Hyperosmolar hyperglycaemic state
A rare event, but more common in people with type 2 diabetes, hyperosmolar hyperglycaemic state (HHS), or hyperosmolar non-ketotic coma (HONK) as it is also known, is produced by a rise in blood sugars, leading to dehydration in the same mechanism as diabetic ketoacidosis, but without acidosis. This is because in the presence of some insulin, there is still the inhibition of glucagon, so only the effects of rising blood glucose levels, and not the complications of fatty acid breakdown, are seen.
HHS normally follows a significant shock to the body such as an infection, cardiovascular event, stroke, or surgery and trauma. As fluid is lost, the relative concentration of blood glucose and red blood cells increases, which causes hypercoagulability and risk of thrombosis. This in turn could cause a stroke or myocardial infarction. Heparin, an anticoagulant, is normally administered to prevent this. Without the slow administration of fluids and insulin, the patient would slip into a coma and die.
Hypoglycaemia
People who are known to have diabetes should be well-versed in checking their blood sugar regularly and eating accordingly in the case of hypoglycaemia. However, when a person with diabetes appears with a particular set of symptoms, it is worth noting that blood glucose should always be checked. These symptoms can roughly be divided into three areas according to their origin:
In low blood sugar, adrenaline is released, causing shakiness, anxiety, palpitations, sweating, pallor (paleness), and pins and needles
Diagnosis of hypoglycaemia is based on Whipple’s triad (Table 4). Other useful factors to take into consideration when diagnosing hypoglycaemia include finding out if the patient is diabetic; finding out a patient’s blood monitor test reading; and seeing if giving them glucose, e.g. in the form of a dextrose tablet, improves their condition.
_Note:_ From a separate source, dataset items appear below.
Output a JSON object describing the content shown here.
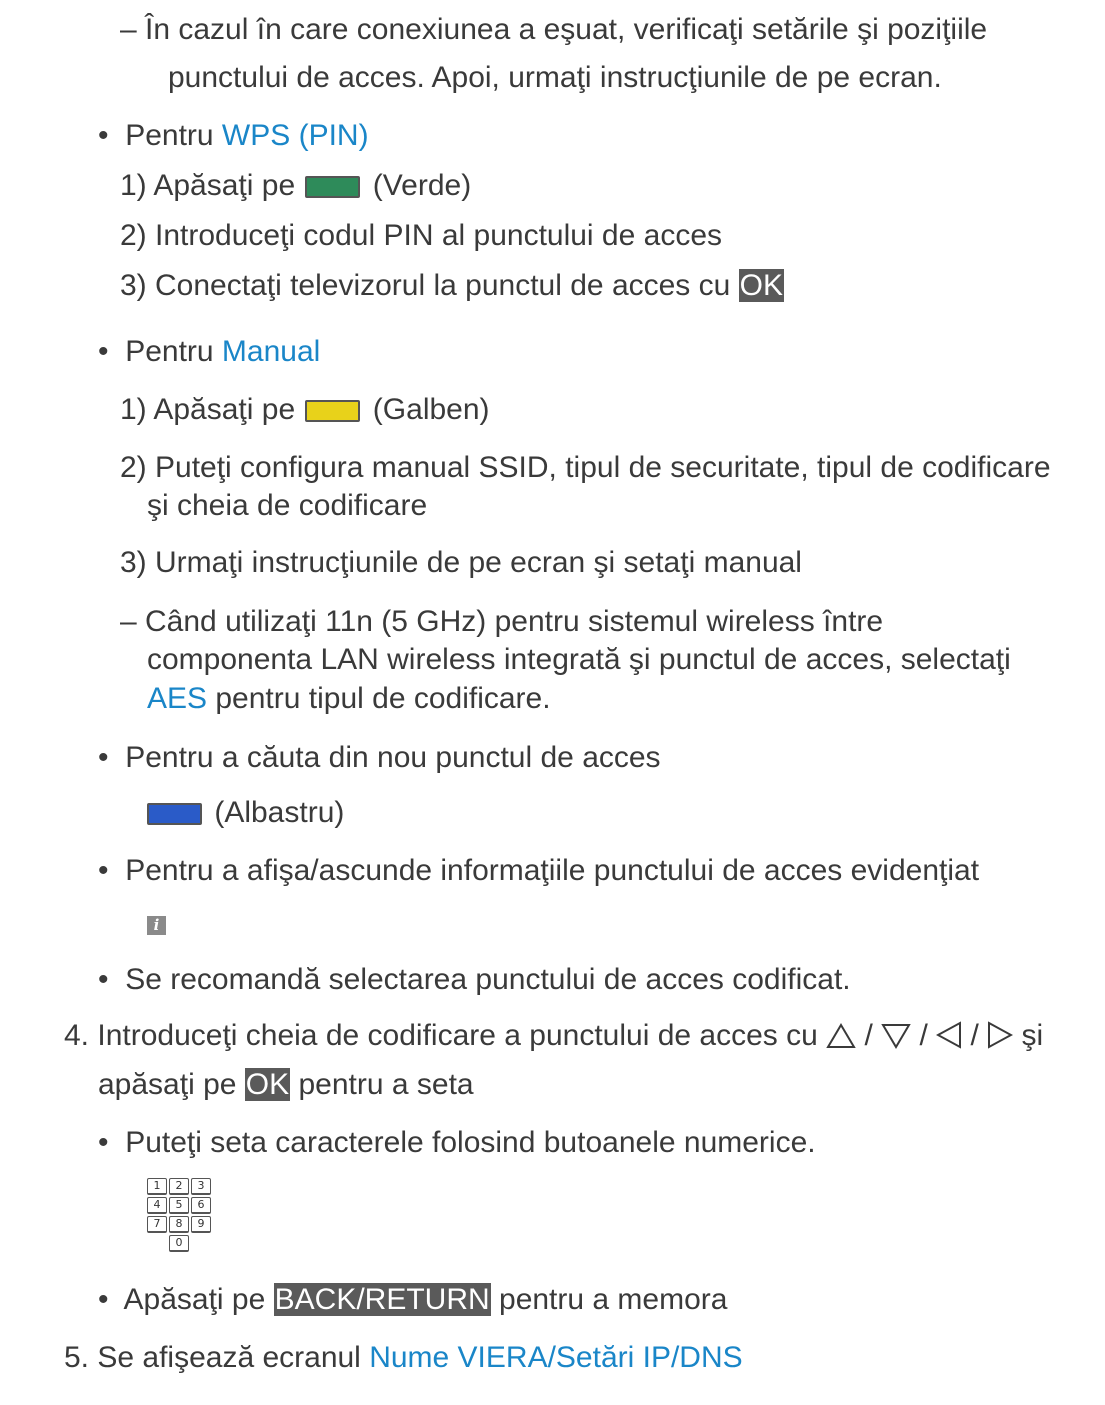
{
  "lines": {
    "l1": "–  În cazul în care conexiunea a eşuat, verificaţi setările şi poziţiile",
    "l2": "punctului de acces. Apoi, urmaţi instrucţiunile de pe ecran.",
    "wps_prefix": "Pentru ",
    "wps_link": "WPS (PIN)",
    "wps_s1_a": "1)  Apăsaţi pe ",
    "wps_s1_b": " (Verde)",
    "wps_s2": "2)  Introduceţi codul PIN al punctului de acces",
    "wps_s3_a": "3)  Conectaţi televizorul la punctul de acces cu ",
    "ok": "OK",
    "man_prefix": "Pentru ",
    "man_link": "Manual",
    "man_s1_a": "1)  Apăsaţi pe ",
    "man_s1_b": " (Galben)",
    "man_s2a": "2)  Puteţi configura manual SSID, tipul de securitate, tipul de codificare",
    "man_s2b": "şi cheia de codificare",
    "man_s3": "3)  Urmaţi instrucţiunile de pe ecran şi setaţi manual",
    "note1": "–  Când utilizaţi 11n (5 GHz) pentru sistemul wireless între",
    "note2": "componenta LAN wireless integrată şi punctul de acces, selectaţi",
    "aes": "AES",
    "note3_rest": " pentru tipul de codificare.",
    "search": "Pentru a căuta din nou punctul de acces",
    "blue_label": " (Albastru)",
    "info": "Pentru a afişa/ascunde informaţiile punctului de acces evidenţiat",
    "recommend": "Se recomandă selectarea punctului de acces codificat.",
    "step4_a": "4.  Introduceţi cheia de codificare a punctului de acces cu ",
    "step4_sep": " / ",
    "step4_end": " şi",
    "step4_b_pre": "apăsaţi pe ",
    "step4_b_post": " pentru a seta",
    "numeric": "Puteţi seta caracterele folosind butoanele numerice.",
    "back_pre": "Apăsaţi pe ",
    "back": "BACK/RETURN",
    "back_post": " pentru a memora",
    "step5_pre": "5.  Se afişează ecranul ",
    "step5_link": "Nume VIERA/Setări IP/DNS"
  },
  "bullet": "•",
  "numpad_keys": [
    "1",
    "2",
    "3",
    "4",
    "5",
    "6",
    "7",
    "8",
    "9",
    "0"
  ],
  "colors": {
    "green": "#2e8b5a",
    "yellow": "#e8d21a",
    "blue": "#2a5bc8",
    "link": "#1a86c8",
    "highlight": "#5a5a5a"
  },
  "icons": {
    "info": "i"
  }
}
The patient may have administered too much insulin, and glucagon can be injected as a treatment if unconscious.
| 1. Symptoms known to be caused by hypoglycemia. |
| 2. Low glucose at the time the symptoms occur. |
| 3. Reversal or improvement of symptoms or problems when the glucose is restored to normal. |
The obvious pitfall in emergency medicine is to assume that the cause of unconsciousness is diabetic ketoacidosis, instead of hypoglycaemia. If a ‘helpful’ first aider were to use a known person with diabetes’ insulin pen in hypoglycaemia, without checking the blood sugar levels, injection could easily lead to death. This is where being able to recognise the difference between history and signs of diabetic ketoacidosis and hypoglcaemia is hugely important, as well as checking blood sugar levels if at all possible before taking action.
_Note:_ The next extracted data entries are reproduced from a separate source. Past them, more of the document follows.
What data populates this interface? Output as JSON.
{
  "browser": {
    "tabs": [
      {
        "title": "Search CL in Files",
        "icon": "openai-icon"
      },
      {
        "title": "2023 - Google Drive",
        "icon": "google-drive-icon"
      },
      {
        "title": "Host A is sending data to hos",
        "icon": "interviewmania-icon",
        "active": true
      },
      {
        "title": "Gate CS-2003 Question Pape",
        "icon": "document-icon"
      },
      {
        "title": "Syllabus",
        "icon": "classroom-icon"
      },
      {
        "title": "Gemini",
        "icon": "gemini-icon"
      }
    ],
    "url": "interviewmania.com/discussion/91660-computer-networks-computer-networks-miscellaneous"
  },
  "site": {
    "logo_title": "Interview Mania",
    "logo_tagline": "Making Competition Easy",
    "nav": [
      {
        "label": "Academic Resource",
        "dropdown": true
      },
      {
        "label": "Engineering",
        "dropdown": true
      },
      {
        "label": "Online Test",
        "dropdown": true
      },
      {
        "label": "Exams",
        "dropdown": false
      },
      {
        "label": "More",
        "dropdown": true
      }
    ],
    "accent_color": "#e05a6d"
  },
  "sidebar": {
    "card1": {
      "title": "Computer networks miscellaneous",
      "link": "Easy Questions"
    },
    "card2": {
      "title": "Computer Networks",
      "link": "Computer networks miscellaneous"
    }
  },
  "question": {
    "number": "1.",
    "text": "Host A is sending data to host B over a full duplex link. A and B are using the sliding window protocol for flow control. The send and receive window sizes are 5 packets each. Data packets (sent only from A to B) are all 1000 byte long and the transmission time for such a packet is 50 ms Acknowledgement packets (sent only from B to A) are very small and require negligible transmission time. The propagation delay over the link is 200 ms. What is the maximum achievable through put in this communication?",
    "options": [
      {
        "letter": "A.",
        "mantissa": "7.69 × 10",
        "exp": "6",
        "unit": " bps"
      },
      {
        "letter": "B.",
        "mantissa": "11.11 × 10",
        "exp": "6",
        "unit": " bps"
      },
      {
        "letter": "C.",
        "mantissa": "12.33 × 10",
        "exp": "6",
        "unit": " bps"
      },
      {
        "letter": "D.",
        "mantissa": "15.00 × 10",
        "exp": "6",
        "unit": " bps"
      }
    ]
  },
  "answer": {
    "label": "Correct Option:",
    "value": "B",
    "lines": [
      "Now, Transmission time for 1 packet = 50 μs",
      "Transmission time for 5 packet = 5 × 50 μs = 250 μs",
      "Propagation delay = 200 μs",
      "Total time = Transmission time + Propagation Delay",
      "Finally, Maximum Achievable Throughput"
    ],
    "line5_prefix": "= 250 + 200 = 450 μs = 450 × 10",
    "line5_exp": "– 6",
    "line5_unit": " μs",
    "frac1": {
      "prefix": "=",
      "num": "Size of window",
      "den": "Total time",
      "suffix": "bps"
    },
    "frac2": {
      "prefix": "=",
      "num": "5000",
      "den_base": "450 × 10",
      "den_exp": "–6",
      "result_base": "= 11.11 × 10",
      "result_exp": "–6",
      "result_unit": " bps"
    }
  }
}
Long-term complications of diabetes
Poor management of diabetes leads to problems primarily based around the hardening of the capillary walls in all areas of the body. This hardening of the capillaries inhibits O2 transfer, leading to cell death.
The nervous system is commonly affected, whereby the cells that put the fatty (myelin) sheaths around neuronal axons are damaged, leading to numbness in the extremities, working their way up the limbs in a ‘gloves and stockings’ distribution. Diabetic ulcers can form as a result of this loss of nerve control to the feet with combined vascular disease. The kidney capillaries harden around the glomerulus, which leads to chronic kidney disease. Retinopathy is also a common complication, with hardening of the capillary walls leading to neovascularisation, which involves the growth of new blood vessels to supply the retina. These new vessels are weak and tend to bleed, obscuring vision.
Unfortunately, as people with type 1 diabetes live with the condition for many years longer due to its predominantly juvenile onset, they suffer more complications of persistently high blood sugar levels. Good consistent management is the key to preventing long-term complications of diabetes, but this is easier said than done, especially in adolescents and young adults.